Прохожие на улице часто спрашивали меня: «Чем ты здесь занимаешься?» В доброжелательном тоне. Бывало и так, что тот же вопрос задавался не из одного только любопытства. В Южном районе Рио мне уже пять раз недвусмысленно говорили: «Возвращайся на родину». А вот в Северном районе этого никогда не случалось. Обычно это были дети богатеньких папаш, которые в свои 60 лет все еще наслаждались жизнью, как подростки. Один сосед спросил меня: «Ага, теперь ты собираешься открыть тут свое дело, так? Представь, если я сделаю то же самое у тебя в стране». Что же это за мир, в котором люди живут в постоянном страхе перед «чужаками»?
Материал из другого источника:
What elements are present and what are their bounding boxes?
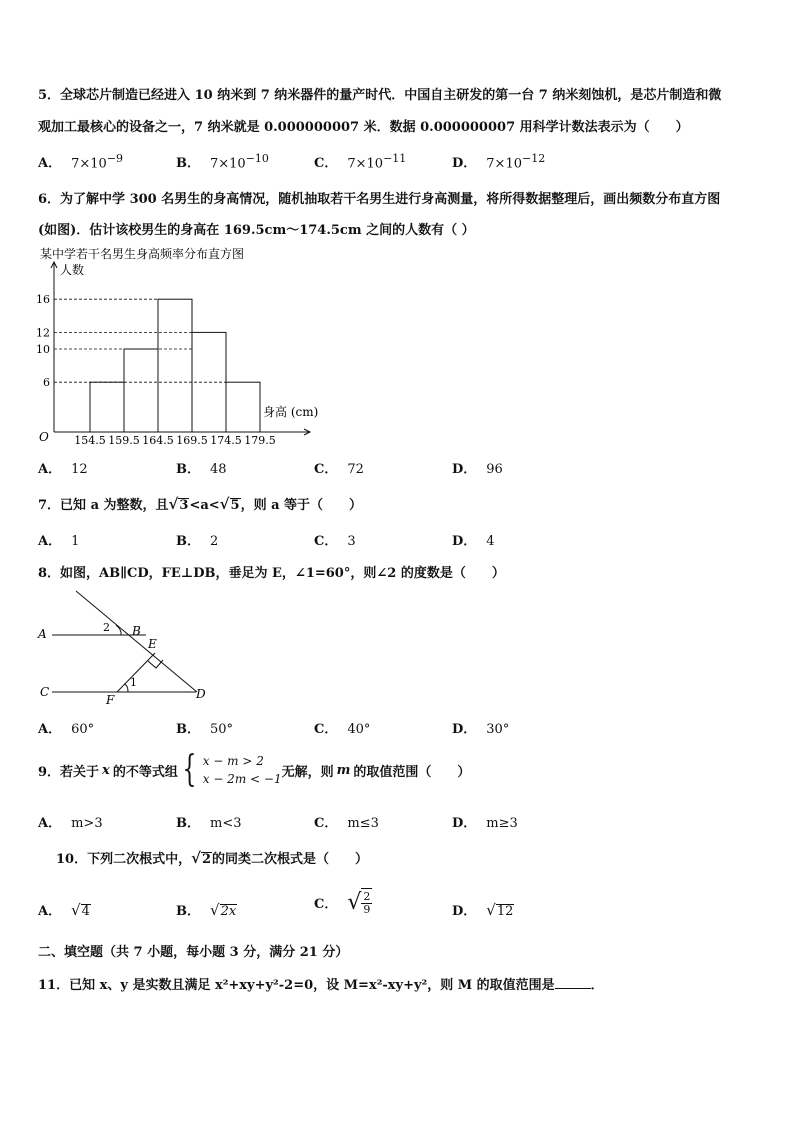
q10-stem: 10．下列二次根式中，√2的同类二次根式是（ ）	[56, 849, 369, 867]
q8-option-c[interactable]: C． 40°	[314, 722, 371, 737]
q5-stem-line2: 观加工最核心的设备之一，7 纳米就是 0.000000007 米．数据 0.000000007 用科学计数法表示为（ ）	[38, 120, 689, 135]
inequality-system: { x − m > 2 x − 2m < −1	[182, 749, 282, 790]
q7-stem: 7．已知 a 为整数，且√3<a<√5，则 a 等于（ ）	[38, 495, 363, 513]
x-tick-label: 169.5	[176, 434, 208, 447]
y-tick-label: 12	[36, 326, 50, 340]
label-a: A	[38, 627, 47, 641]
histogram-bar	[124, 349, 158, 432]
q9-stem: 9．若关于 x 的不等式组 { x − m > 2 x − 2m < −1 无解，则 m 的取值范围（ ）	[38, 749, 471, 790]
histogram-bar	[158, 299, 192, 432]
y-tick-label: 16	[36, 293, 50, 307]
q10-option-c[interactable]: C． √ $\frac{2}{9}$	[314, 889, 371, 916]
q6-option-b[interactable]: B． 48	[176, 462, 227, 477]
histogram-bar	[90, 382, 124, 432]
q6-option-d[interactable]: D． 96	[452, 462, 503, 477]
q9-option-b[interactable]: B． m<3	[176, 816, 242, 831]
q5-stem-line1: 5．全球芯片制造已经进入 10 纳米到 7 纳米器件的量产时代．中国自主研发的第一台 7 纳米刻蚀机，是芯片制造和微	[38, 88, 722, 103]
q5-option-d[interactable]: D． $7\times 10^{-12}$	[452, 152, 546, 172]
label-b: B	[132, 624, 141, 638]
q9-option-d[interactable]: D． m≥3	[452, 816, 518, 831]
label-angle-2: 2	[103, 621, 110, 634]
q8-option-b[interactable]: B． 50°	[176, 722, 234, 737]
q10-option-d[interactable]: D． √12	[452, 901, 514, 919]
label-c: C	[40, 685, 50, 699]
q7-option-a[interactable]: A． 1	[38, 534, 80, 549]
histogram-bar	[226, 382, 260, 432]
chart-title: 某中学若干名男生身高频率分布直方图	[40, 247, 245, 261]
origin-label: O	[39, 430, 49, 444]
answer-blank[interactable]	[555, 978, 591, 989]
q8-stem: 8．如图，AB∥CD，FE⊥DB，垂足为 E，∠1=60°，则∠2 的度数是（ ）	[38, 566, 505, 581]
q8-option-a[interactable]: A． 60°	[38, 722, 95, 737]
y-axis-label: 人数	[60, 263, 85, 277]
q10-option-a[interactable]: A． √4	[38, 901, 90, 919]
x-axis-label: 身高 (cm)	[263, 405, 319, 419]
q6-option-a[interactable]: A． 12	[38, 462, 88, 477]
label-f: F	[106, 693, 115, 707]
section-2-title: 二、填空题（共 7 小题，每小题 3 分，满分 21 分）	[38, 945, 349, 960]
x-tick-label: 164.5	[142, 434, 174, 447]
q9-option-c[interactable]: C． m≤3	[314, 816, 379, 831]
q5-option-c[interactable]: C． $7\times 10^{-11}$	[314, 152, 407, 172]
q9-option-a[interactable]: A． m>3	[38, 816, 103, 831]
q5-option-b[interactable]: B． $7\times 10^{-10}$	[176, 152, 269, 172]
q6-stem-line2: (如图)．估计该校男生的身高在 169.5cm～174.5cm 之间的人数有（ ）	[38, 223, 475, 238]
q11-stem: 11．已知 x、y 是实数且满足 x²+xy+y²-2=0，设 M=x²-xy+y²，则 M 的取值范围是 ．	[38, 978, 604, 993]
y-tick-label: 10	[36, 343, 50, 356]
q10-option-b[interactable]: B． √2x	[176, 901, 237, 919]
q5-option-a[interactable]: A． $7\times 10^{-9}$	[38, 152, 124, 172]
y-tick-label: 6	[43, 376, 50, 390]
q6-option-c[interactable]: C． 72	[314, 462, 364, 477]
q6-stem-line1: 6．为了解中学 300 名男生的身高情况，随机抽取若干名男生进行身高测量，将所得数据整理后，画出频数分布直方图	[38, 192, 721, 207]
angle-1-arc	[124, 684, 128, 692]
label-d: D	[196, 687, 206, 701]
height-histogram	[36, 244, 336, 449]
x-tick-label: 179.5	[244, 434, 276, 447]
q7-option-c[interactable]: C． 3	[314, 534, 356, 549]
q7-option-b[interactable]: B． 2	[176, 534, 219, 549]
label-e: E	[148, 637, 157, 651]
x-tick-label: 154.5	[74, 434, 106, 447]
q7-option-d[interactable]: D． 4	[452, 534, 495, 549]
q8-geometry-figure	[36, 586, 226, 708]
label-angle-1: 1	[130, 676, 137, 689]
x-tick-label: 159.5	[108, 434, 140, 447]
q8-option-d[interactable]: D． 30°	[452, 722, 510, 737]
x-tick-label: 174.5	[210, 434, 242, 447]
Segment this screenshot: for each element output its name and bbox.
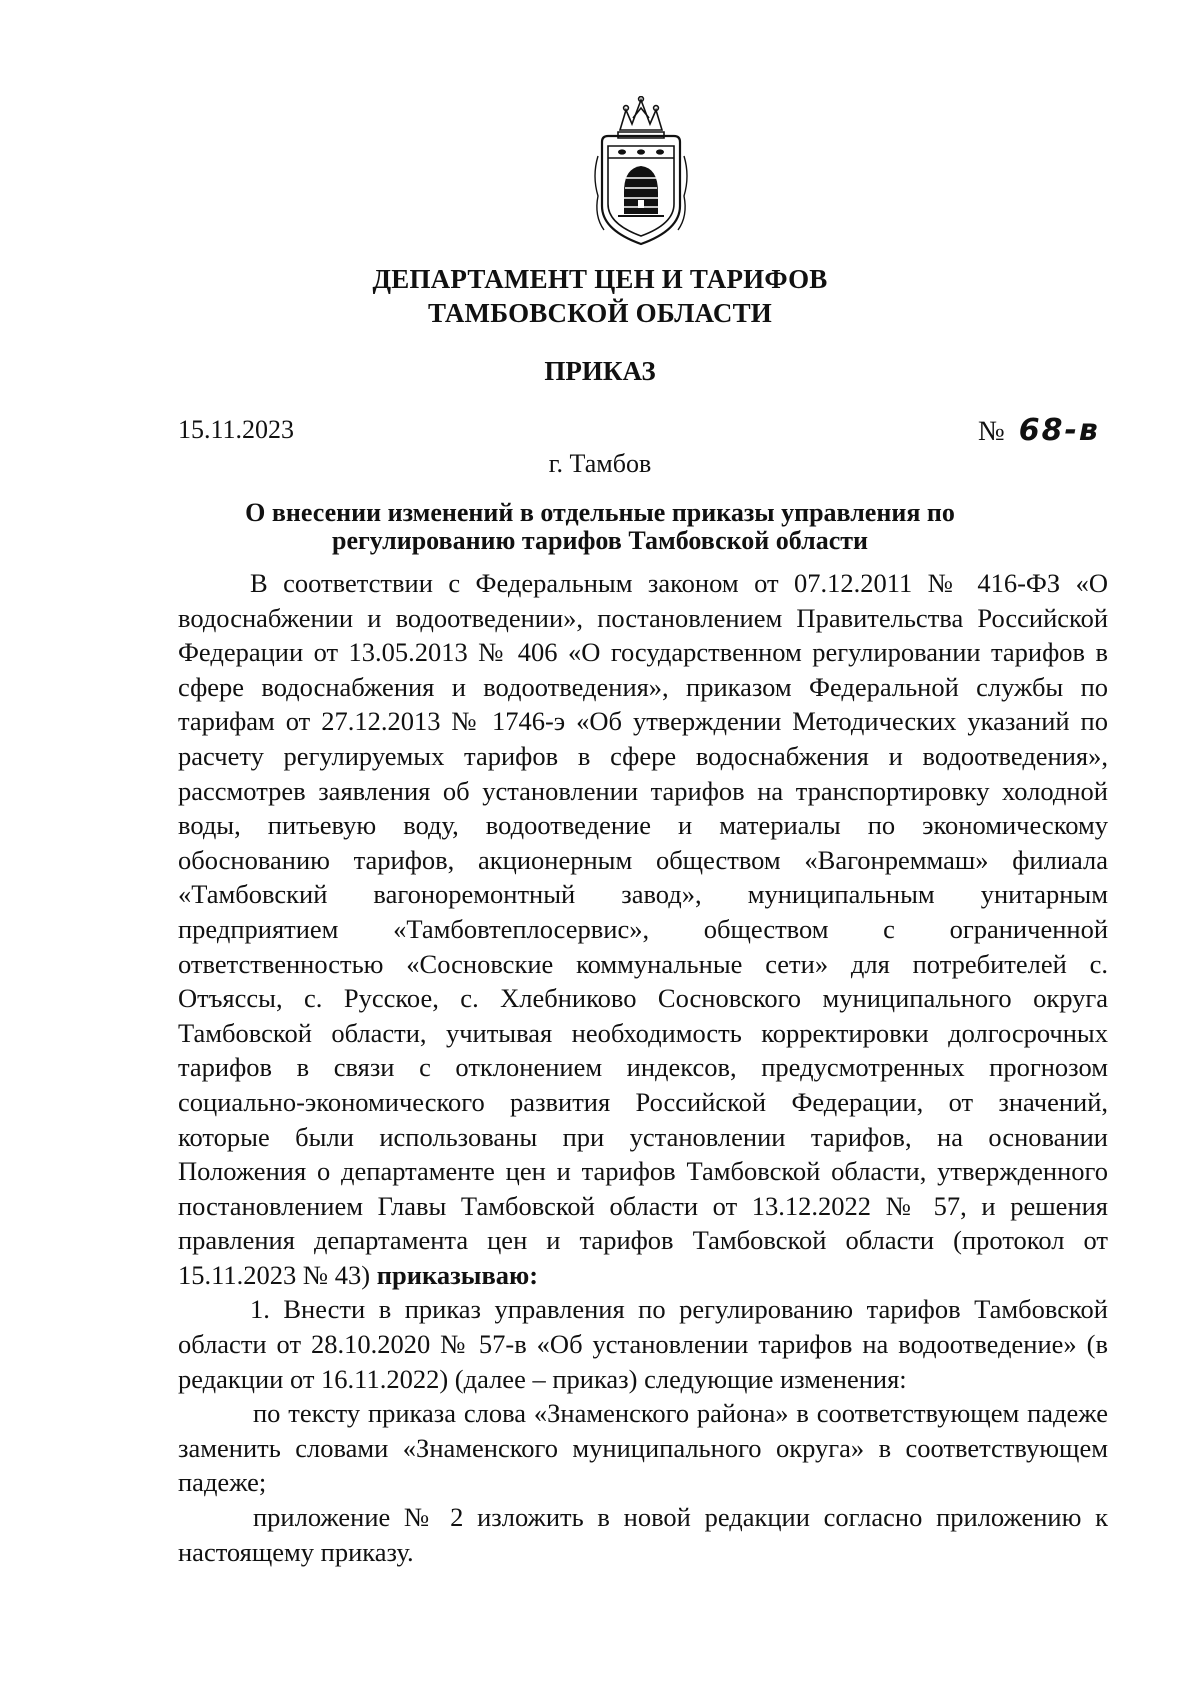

В 2015 году я открыл в Рио бар, но в итоге ничем особенным не занимался. Случилось так, что приятель познакомил меня с одним человеком из Сан-Паулу, который продавал бразильские вина, тогда я решил взяться за это дело, чтобы у нас был небольшой бар, где можно было бы хорошо выпить и закусить. Мы работаем только с продуктами местных производителей. Бразильцам свойственно предубеждение, что лучшее — это иностранное, тогда как отечественная продукция — полное г… Даже не знаю, как мне удалось добиться успеха, возможно, помог тот факт, что я расхваливал бразильские продукты, будучи французом.

Мой дед посвятил всю свою жизнь памяти моего прапрапрадеда Льва Толстого и мог рассказать много интересных историй, но у меня есть и другая, уругвайская, сторона, и я всегда хотел узнать больше обо всех моих корнях. Вот почему я обычно не говорю о своем «графском» титуле или о прапрапрадедушке, ведь имя говорит само за себя. Я читал все его книги, и меня восхищает его способность изображать внутренний мир персонажей. Несмотря на внушительное присутствие в моей жизни наследия семьи Толстых, оно никогда не было для меня тяжелым бременем. Толстой защищал идеалы братства и пацифизма — я разделяю те же взгляды. Мой долг наследника — продолжать мыслить в том же ключе.